Despite the abundance of the remains, the attempt to assemble them into something integral turned into a complex puzzle: the dinosaur possessed the features of several different families at once. He had a long neck, a small skull and the clumsy legs of a sauropodomorph (a group of giant herbivorous dinosaurs with powerful legs). The beak, teeth and frontal bone were like those of a herbivorous dinosaur of the poultry family (stegosaurs, ornithopods, triceratops). At the same time, C. diegosuarezi moved on two legs, like predatory theropods (for example, tyrannosaurs and allosaurs), and had the same upper part of the pelvic bone.

Pictured: Skeleton and reconstruction of Chilesaurus diegosuarezi

Irreconcilable relatives

However, recent studies of the Chilean dinosaur have shown that theropods and poultry birds could be more closely related than previously thought: the latter came from the former. Moreover, the authors of this theory believe that C. diegosuarezi could be one of the first poultry plants that separated from theropods.

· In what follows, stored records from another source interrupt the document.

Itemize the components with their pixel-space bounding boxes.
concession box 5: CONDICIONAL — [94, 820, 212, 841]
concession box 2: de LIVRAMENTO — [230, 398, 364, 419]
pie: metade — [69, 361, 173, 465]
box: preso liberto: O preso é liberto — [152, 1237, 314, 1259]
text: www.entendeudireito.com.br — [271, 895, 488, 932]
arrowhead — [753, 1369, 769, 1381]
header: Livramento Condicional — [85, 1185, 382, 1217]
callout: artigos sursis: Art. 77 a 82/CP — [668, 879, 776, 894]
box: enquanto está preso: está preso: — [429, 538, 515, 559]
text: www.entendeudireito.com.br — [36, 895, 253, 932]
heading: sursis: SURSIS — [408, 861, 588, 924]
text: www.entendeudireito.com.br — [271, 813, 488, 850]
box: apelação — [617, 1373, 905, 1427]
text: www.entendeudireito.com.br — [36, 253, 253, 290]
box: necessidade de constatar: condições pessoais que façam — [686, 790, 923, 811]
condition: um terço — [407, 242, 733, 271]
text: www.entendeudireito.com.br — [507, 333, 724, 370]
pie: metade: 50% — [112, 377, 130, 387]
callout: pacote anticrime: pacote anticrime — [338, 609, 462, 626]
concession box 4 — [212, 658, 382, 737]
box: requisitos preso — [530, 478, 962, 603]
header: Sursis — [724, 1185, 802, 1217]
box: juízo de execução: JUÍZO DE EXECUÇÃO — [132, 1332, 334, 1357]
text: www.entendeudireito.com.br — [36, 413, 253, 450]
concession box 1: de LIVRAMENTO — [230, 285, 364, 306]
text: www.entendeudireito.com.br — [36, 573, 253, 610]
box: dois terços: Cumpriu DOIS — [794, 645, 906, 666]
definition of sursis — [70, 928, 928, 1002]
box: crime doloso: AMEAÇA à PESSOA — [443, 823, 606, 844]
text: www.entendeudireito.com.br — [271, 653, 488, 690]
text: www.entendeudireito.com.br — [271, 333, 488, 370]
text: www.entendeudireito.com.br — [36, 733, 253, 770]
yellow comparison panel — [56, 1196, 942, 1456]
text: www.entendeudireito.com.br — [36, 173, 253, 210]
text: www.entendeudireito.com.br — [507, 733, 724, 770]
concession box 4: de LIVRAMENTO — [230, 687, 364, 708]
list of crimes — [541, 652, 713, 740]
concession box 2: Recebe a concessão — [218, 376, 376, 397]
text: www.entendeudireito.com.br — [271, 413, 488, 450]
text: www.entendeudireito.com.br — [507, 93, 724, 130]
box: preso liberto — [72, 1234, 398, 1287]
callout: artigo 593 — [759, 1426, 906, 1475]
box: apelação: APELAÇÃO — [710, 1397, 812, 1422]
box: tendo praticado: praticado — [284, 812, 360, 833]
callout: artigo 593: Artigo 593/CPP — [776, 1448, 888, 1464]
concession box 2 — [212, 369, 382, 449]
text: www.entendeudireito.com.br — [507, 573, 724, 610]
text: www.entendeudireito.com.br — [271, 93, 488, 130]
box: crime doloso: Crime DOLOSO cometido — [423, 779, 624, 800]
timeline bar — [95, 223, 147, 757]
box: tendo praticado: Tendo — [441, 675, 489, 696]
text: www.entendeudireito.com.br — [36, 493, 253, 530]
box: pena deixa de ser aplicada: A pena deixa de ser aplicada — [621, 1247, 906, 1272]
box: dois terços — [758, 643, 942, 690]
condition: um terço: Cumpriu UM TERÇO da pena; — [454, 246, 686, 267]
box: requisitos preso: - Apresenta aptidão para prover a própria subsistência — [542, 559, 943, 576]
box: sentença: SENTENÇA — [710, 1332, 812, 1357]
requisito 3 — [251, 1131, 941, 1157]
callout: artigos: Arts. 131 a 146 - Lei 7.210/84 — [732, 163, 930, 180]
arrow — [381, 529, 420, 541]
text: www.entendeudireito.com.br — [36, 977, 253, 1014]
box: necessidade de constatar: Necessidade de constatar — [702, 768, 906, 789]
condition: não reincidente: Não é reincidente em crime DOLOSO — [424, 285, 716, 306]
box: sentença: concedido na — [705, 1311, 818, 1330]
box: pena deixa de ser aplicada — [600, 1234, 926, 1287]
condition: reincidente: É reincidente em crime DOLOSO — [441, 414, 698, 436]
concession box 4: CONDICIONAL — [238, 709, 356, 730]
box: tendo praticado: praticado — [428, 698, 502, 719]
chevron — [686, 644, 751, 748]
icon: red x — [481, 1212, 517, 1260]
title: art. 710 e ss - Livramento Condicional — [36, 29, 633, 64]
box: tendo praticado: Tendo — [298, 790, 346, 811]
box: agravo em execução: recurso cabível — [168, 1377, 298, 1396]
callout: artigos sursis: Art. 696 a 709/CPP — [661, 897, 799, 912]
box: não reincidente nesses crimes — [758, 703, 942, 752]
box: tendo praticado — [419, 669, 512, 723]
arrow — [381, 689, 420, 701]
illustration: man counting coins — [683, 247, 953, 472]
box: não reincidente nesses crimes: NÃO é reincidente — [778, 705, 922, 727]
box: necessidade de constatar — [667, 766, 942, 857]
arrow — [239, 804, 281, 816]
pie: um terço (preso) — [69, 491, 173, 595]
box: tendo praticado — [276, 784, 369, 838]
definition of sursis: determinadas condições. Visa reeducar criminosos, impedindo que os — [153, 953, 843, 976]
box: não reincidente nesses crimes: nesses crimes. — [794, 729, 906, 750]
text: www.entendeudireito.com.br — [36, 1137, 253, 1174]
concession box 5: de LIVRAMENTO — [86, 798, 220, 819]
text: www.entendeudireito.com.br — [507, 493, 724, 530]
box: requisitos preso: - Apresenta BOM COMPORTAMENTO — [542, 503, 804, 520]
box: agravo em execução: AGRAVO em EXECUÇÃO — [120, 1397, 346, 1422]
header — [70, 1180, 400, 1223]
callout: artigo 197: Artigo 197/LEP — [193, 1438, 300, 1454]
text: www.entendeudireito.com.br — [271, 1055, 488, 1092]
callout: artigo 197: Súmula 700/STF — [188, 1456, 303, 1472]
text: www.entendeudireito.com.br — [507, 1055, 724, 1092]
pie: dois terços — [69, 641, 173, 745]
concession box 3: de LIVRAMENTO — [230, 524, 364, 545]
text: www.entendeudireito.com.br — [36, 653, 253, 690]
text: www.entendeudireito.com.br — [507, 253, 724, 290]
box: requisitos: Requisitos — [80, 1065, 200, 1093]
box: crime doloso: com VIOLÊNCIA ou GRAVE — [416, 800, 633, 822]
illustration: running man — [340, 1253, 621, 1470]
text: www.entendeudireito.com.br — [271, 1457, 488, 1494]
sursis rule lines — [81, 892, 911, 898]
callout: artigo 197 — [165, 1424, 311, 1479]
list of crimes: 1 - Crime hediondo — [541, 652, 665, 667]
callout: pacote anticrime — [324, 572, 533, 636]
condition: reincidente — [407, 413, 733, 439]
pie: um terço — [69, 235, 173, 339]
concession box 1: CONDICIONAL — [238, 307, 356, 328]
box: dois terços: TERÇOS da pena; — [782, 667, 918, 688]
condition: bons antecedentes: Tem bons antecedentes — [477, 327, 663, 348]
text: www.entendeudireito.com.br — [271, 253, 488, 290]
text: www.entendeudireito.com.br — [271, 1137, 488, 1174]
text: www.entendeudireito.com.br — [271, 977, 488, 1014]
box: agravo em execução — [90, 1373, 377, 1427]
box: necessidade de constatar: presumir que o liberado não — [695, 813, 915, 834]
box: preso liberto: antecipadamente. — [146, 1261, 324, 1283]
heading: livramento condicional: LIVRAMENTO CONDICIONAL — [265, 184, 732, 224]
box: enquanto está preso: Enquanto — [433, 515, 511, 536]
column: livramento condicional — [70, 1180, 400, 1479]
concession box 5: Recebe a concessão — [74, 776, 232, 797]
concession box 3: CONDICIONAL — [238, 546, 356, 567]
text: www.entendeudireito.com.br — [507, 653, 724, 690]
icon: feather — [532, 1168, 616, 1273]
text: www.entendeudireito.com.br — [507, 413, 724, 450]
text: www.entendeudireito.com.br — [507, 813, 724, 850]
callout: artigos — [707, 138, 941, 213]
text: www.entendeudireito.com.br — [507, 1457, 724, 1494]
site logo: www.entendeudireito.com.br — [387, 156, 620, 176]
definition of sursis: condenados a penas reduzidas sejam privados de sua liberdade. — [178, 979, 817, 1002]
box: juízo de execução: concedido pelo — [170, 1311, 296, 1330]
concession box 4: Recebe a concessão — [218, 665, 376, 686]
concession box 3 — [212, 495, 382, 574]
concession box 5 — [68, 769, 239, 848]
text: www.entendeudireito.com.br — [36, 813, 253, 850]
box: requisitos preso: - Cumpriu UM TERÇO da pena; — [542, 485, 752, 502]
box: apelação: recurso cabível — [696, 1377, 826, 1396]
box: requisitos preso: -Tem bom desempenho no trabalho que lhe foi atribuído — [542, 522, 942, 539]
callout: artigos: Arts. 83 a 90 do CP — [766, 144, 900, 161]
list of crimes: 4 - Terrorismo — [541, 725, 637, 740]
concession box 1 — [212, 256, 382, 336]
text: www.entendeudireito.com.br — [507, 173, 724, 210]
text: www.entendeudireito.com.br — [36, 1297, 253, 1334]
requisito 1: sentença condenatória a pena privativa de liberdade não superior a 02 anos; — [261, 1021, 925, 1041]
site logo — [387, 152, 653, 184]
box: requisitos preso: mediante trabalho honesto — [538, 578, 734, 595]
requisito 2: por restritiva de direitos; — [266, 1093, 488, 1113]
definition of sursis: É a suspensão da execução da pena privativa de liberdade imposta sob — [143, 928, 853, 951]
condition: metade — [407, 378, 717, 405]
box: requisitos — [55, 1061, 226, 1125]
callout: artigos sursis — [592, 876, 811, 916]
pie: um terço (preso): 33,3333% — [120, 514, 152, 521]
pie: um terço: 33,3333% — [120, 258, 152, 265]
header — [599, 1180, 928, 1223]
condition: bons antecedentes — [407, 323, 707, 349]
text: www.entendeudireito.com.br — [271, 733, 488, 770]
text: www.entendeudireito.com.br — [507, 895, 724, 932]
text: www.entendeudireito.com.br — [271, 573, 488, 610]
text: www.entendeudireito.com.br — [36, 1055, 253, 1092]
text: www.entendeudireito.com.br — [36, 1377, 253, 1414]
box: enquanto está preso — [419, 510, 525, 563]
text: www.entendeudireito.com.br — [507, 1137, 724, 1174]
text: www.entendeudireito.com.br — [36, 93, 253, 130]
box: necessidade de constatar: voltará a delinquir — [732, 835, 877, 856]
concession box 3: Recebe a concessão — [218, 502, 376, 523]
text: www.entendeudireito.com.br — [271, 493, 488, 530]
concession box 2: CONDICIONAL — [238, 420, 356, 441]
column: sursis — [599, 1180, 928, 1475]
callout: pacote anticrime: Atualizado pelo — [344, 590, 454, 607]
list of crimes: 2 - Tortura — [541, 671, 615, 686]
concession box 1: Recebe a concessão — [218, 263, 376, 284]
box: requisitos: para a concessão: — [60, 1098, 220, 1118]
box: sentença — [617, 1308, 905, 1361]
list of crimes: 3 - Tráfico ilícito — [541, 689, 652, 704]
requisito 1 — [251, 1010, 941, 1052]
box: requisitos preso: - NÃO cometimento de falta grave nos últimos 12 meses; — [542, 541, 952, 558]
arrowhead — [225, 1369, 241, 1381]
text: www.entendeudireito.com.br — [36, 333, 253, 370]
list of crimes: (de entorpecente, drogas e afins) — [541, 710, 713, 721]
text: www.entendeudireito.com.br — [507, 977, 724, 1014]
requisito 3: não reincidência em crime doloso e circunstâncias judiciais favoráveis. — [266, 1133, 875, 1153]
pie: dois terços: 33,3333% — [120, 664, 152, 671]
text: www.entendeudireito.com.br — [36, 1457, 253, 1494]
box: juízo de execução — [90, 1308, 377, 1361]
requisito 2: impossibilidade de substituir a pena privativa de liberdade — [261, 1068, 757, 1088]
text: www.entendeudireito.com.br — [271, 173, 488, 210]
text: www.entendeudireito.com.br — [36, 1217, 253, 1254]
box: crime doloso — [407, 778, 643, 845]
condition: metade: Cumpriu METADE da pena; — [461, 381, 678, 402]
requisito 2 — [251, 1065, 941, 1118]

In the photo: Tyrannosaurus

However, evolution is a long and complex process. There are poultry ones that are older than the Late Jurassic Chilesaurus. They probably evolved from earlier theropods, although the fossils of these transitional links have not yet been found. Be that as it may, there is growing evidence that poultry-gaseous ones existed only in the Jurassic and Cretaceous periods, but not in the early days of the Triassic.

In the photo: Triceratops

Poultry-dinosaurs are generally a mystery to paleontologists: they appeared as if suddenly and quickly adapted to conditions. Moreover, where they came from, from whom they evolved and how this happened, is not yet known. Perhaps the Chilean dinosaur will be able to shed light on this mystery.

Based on materials from Livescience.com

Watch the video: The Jurassic. MEAT EATERS VS PLANT EATERS. Dinosaurs Cartoons for Children & Kids. I'm A Dinosaur (May 2024).